Seit zwei Monaten greift Russland gezielt die Stromversorgung in der Ukraine an. Bisher gelingt es, das Stromnetz in ganzen Regionen temporär auszuschalten, es gelingt aber nicht, die Versorgung mit Strom dauerhaft zu unterbinden.
Das liegt an der effektiven Luftverteidigung der ukrainischen Streitkräfte. Nach deren Angaben schlagen nur etwa 15 Prozent der russischen Missiles im Ziel ein. Auch wenn es möglich ist, dass die Zahlen etwas geschönt sind, kann man doch davon ausgehen, dass der Großteil der Angriffe abgefangen wird.
Doch dieser Erfolg ist nur ein halber Sieg. Denn Kiews Vorräte an Abfangraketen und Munition, etwa für die Flakpanzer Gepard, schwinden rapide. Neben den aktuellen Kämpfen im Luftraum gibt es einen strategischen Krieg. Und in ihm geht es um die Frage: Wem geht zuerst die Munition aus? Ist Russland nicht mehr in der Lage, seine Missile-Offensive fortzusetzen? Oder kann Kiew irgendwann die russischen Flugkörper nicht mehr abfangen, weil die Magazine mit Abwehrraketen leer sind?

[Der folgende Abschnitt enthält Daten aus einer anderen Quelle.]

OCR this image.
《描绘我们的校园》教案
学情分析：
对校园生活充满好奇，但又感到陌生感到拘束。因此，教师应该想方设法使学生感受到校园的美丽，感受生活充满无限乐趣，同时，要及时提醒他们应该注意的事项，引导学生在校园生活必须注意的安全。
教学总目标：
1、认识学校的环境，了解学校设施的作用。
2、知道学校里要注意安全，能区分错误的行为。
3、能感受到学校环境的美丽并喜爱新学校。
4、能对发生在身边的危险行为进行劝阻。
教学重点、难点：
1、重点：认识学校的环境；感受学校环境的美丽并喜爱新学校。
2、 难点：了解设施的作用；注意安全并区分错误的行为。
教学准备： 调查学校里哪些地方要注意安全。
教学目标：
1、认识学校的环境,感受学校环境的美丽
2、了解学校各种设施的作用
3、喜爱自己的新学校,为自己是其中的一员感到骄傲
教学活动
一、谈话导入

Moskau erschöpft die Luftabwehr
In diesem Licht sieht auch der Abwehrerfolg anders aus. Russland startet gezielt seine Missiles und Raketen mit dem Ziel, die Luftverteidigung der Ukraine zu erschöpfen. Dabei genießt Moskau einen strukturellen Vorteil: Kiews Luftabwehr muss auch Billig-Drohnen iranischer Bauart in Visier nehmen, denn wenn sie nicht abgeschossen werden, sind ihre Einschläge in das Energienetz genauso verheerend wie der Treffer eine High-Tech-Rakete. Eine sehr aufwendige Abwehrrakete wird verbraucht, um eine Drohne, die von einem besseren Moped-Motor angetrieben wird, abzuschießen.

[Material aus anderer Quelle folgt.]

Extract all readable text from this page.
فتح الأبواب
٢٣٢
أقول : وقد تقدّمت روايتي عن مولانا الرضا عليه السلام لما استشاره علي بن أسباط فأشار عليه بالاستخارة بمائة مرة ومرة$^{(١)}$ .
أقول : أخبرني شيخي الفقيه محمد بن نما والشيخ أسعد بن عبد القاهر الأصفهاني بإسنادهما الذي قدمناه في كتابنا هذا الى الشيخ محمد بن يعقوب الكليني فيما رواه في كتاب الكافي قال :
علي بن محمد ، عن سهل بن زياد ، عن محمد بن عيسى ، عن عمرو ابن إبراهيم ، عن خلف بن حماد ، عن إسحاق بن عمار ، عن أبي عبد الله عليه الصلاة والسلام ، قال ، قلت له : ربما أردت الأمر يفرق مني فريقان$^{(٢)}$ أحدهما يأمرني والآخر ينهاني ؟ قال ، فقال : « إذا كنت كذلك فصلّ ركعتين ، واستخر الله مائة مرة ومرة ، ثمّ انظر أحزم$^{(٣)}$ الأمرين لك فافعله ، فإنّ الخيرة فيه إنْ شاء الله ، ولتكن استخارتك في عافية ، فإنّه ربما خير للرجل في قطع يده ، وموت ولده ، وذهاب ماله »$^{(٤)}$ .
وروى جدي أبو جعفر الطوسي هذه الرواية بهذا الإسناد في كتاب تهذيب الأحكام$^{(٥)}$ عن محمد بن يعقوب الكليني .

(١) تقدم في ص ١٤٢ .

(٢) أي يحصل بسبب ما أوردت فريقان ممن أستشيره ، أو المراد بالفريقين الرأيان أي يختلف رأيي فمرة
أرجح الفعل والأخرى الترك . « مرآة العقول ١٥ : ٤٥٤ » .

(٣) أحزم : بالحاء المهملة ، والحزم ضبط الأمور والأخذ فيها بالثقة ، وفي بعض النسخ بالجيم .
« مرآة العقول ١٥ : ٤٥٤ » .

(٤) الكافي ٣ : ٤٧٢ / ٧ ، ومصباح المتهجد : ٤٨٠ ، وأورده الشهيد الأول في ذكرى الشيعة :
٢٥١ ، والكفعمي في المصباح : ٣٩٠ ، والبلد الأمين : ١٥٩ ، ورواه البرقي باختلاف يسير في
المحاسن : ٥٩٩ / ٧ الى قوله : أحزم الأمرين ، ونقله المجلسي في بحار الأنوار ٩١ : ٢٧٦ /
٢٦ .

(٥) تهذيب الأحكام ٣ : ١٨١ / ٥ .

Es gibt Anzeichen, dass Russland mehr alte, eigentlich ausrangierte Raketen einsetzt. Ein Grund ist, dass die Vorräte an modernen Präzisionswaffen zur Neige gehen, ein anderer ist sicher, dass Moskau so viele Waffen wie nur möglich auf die Ukraine abfeuern will.

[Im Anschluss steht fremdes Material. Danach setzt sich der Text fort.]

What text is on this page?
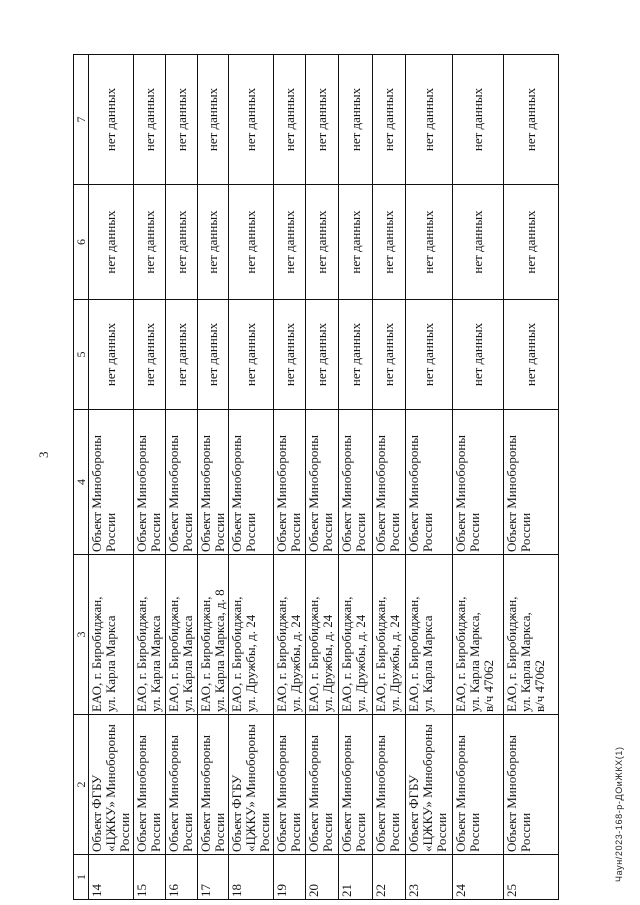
3
1	2	3	4	5	6	7
14	Объект ФГБУ
«ЦЖКУ» Минобороны
России	ЕАО, г. Биробиджан,
ул. Карла Маркса	Объект Минобороны
России	нет данных	нет данных	нет данных
15	Объект Минобороны
России	ЕАО, г. Биробиджан,
ул. Карла Маркса	Объект Минобороны
России	нет данных	нет данных	нет данных
16	Объект Минобороны
России	ЕАО, г. Биробиджан,
ул. Карла Маркса	Объект Минобороны
России	нет данных	нет данных	нет данных
17	Объект Минобороны
России	ЕАО, г. Биробиджан,
ул. Карла Маркса, д. 8	Объект Минобороны
России	нет данных	нет данных	нет данных
18	Объект ФГБУ
«ЦЖКУ» Минобороны
России	ЕАО, г. Биробиджан,
ул. Дружбы, д. 24	Объект Минобороны
России	нет данных	нет данных	нет данных
19	Объект Минобороны
России	ЕАО, г. Биробиджан,
ул. Дружбы, д. 24	Объект Минобороны
России	нет данных	нет данных	нет данных
20	Объект Минобороны
России	ЕАО, г. Биробиджан,
ул. Дружбы, д. 24	Объект Минобороны
России	нет данных	нет данных	нет данных
21	Объект Минобороны
России	ЕАО, г. Биробиджан,
ул. Дружбы, д. 24	Объект Минобороны
России	нет данных	нет данных	нет данных
22	Объект Минобороны
России	ЕАО, г. Биробиджан,
ул. Дружбы, д. 24	Объект Минобороны
России	нет данных	нет данных	нет данных
23	Объект ФГБУ
«ЦЖКУ» Минобороны
России	ЕАО, г. Биробиджан,
ул. Карла Маркса	Объект Минобороны
России	нет данных	нет данных	нет данных
24	Объект Минобороны
России	ЕАО, г. Биробиджан,
ул. Карла Маркса,
в/ч 47062	Объект Минобороны
России	нет данных	нет данных	нет данных
25	Объект Минобороны
России	ЕАО, г. Биробиджан,
ул. Карла Маркса,
в/ч 47062	Объект Минобороны
России	нет данных	нет данных	нет данных
Чаун/2023-168-р-ДОиЖКХ(1)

Der zweite strukturelle Vorteil: Bislang gelingt es der Ukraine, das Stromnetz wieder in Betrieb zu nehmen. Doch die fortwährenden Beschädigungen setzen dem Netz zu, es wird immer fragiler. Heißt: Weitere Treffer hinterlassen in dem Kartenhaus der Stromversorgung immer stärkere Schäden.
Kein Nachschub für Sowjetwaffen
Der Kern der ukrainischen Luftverteidigung besteht weiterhin aus alten S300- und Buk-Systemen. Die vom Westen gelieferten modernen Abwehrwaffen haben bislang eine begrenzte Reichweite. Sie schützen nur ein Ziel oder maximal eine Region. Um das dezentrale Energienetz zu schützen, ist Kiew auf die alten Sowjetwaffen angewiesen. Um die Wahrscheinlichkeit eines Abschusses zu erhöhen, folgt Kiew der gängigen Praxis je zwei S300 oder Buks auf jede russische Rakete abzufeuern. Doch die Munition und Ersatzteile für diese Systeme gehen zur Neige, auch soll es kaum Bestände außerhalb von Russland geben. Raketen aus der Slowakei hat Kiew bereits früher erhalten.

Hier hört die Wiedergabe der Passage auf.